UnitedHealth Group’s (UNH) guidance will be in focus during its quarterly results on Tuesday, as investors look for clear signs of recovery from the managed care bellwether following a tumultuous 2025.
Wall Street expects the Eden Prairie, Minnesota-based firm to post EPS of $2.11, while revenue is expected to grow 12.8% to $113.73 billion.
UnitedHealth Group went through several setbacks last year that included a cyberattack at its tech unit, the killing of its insurance unit head, higher medical costs, and a federal investigation. The stock, with a market capitalization of over $300 billion, has lost over 30% last year, vastly underperforming the solid 16% gain in the broader S&P 500 Index.
However, the return of Stephen Hemsley as the top boss in May, especially after a disappointing quarterly result in April, boosted confidence in many investors, who are hoping for a turnaround in the company’s fortune.
Earlier in October, the health insurer raised its full-year earnings outlook and said it is expecting margin improvement and a return to growth in 2026. The company added that it sees “sustainable double-digit growth beginning in 2027 and advancing from there.”
The latest bouts of news about UnitedHealth, which included rebating profits from ACA plans to customers, also got positive response from investors.
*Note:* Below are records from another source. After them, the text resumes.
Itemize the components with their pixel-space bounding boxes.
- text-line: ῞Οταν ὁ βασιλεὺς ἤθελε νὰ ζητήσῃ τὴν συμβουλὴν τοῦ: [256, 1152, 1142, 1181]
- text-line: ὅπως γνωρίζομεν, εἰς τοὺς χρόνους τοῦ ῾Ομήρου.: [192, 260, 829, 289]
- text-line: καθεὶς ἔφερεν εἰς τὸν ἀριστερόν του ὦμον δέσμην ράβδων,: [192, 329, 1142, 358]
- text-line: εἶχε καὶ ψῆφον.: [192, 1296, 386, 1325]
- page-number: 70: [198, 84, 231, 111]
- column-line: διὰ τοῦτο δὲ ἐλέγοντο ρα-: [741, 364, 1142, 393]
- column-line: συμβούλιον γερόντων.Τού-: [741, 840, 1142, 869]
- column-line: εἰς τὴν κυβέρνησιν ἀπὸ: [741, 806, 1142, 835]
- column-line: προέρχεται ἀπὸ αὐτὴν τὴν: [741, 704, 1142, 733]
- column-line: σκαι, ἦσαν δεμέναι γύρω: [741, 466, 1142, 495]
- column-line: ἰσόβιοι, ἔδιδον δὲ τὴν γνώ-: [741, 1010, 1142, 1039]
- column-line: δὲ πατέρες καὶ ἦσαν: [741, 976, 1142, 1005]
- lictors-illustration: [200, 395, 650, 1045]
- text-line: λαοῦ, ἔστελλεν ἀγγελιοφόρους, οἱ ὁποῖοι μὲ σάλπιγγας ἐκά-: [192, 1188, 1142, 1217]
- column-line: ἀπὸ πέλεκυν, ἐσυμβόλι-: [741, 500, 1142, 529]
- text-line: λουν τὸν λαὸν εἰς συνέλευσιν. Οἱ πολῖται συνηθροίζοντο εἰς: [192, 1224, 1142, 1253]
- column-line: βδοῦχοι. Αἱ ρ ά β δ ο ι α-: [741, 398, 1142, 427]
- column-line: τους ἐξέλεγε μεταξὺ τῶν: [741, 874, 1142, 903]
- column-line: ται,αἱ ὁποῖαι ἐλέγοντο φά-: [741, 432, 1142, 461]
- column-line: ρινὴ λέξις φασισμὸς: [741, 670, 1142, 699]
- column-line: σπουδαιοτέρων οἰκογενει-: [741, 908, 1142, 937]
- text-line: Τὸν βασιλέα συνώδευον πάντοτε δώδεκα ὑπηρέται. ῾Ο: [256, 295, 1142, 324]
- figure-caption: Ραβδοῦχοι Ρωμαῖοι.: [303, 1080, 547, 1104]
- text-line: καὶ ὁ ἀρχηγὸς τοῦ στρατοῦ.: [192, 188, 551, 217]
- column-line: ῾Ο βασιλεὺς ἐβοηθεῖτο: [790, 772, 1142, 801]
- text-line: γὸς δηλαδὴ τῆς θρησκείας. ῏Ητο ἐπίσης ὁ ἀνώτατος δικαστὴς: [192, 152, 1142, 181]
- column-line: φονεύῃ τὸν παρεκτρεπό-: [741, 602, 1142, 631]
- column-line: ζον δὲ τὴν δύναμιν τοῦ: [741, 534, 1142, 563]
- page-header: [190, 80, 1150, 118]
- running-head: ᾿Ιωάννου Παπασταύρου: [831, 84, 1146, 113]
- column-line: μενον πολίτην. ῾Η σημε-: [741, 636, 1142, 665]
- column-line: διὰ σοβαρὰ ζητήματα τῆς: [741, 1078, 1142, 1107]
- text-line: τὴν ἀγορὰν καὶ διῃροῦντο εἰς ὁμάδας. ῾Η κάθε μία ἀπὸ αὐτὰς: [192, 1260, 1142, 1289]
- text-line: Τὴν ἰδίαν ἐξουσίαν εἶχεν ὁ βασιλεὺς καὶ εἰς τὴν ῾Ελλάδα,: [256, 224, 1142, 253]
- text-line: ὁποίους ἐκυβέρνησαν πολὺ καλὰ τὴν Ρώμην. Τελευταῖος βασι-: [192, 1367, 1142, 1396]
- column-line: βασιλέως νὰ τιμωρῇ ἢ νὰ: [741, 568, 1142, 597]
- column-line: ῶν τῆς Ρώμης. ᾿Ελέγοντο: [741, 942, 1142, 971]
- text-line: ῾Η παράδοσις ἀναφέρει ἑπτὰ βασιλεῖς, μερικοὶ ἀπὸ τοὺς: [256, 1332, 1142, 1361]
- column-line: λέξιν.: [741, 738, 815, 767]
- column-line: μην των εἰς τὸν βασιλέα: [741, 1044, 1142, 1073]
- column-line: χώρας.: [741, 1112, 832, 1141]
The stock showed over 5% growth so far this year.
Seeking Alpha and Wall Street analysts are bullish and rated the stock a Buy. However, Seeking Alpha’s Quant rating considers it a cautious Hold.
Evercore analyst Elizabeth Anderson said the managed care sector is positioned to face utilization trends that will remain elevated throughout 2026. UnitedHealth received an Outperform rating from the brokerage based on gradually improving MA margins, strong pricing actions for the 2026 plan year, and a successful turnaround strategy by the company’s management.
“While I acknowledge that some caution is deserved after UNH’s recovery from the 2025 lows, I’m still confident that we have seen the worst in its outlook, even though we have to be patient for a further upswing in sentiments,” noted a recent Seeking Alpha analysis by JR Research.
Over the last two years, UnitedHealth has beaten both revenue and EPS estimates 75% of the time.
Over the last three months, EPS estimates have seen 13 upward revisions, compared to 10 downward revisions, while revenue estimates have been revised upwards six times versus 11 downward moves.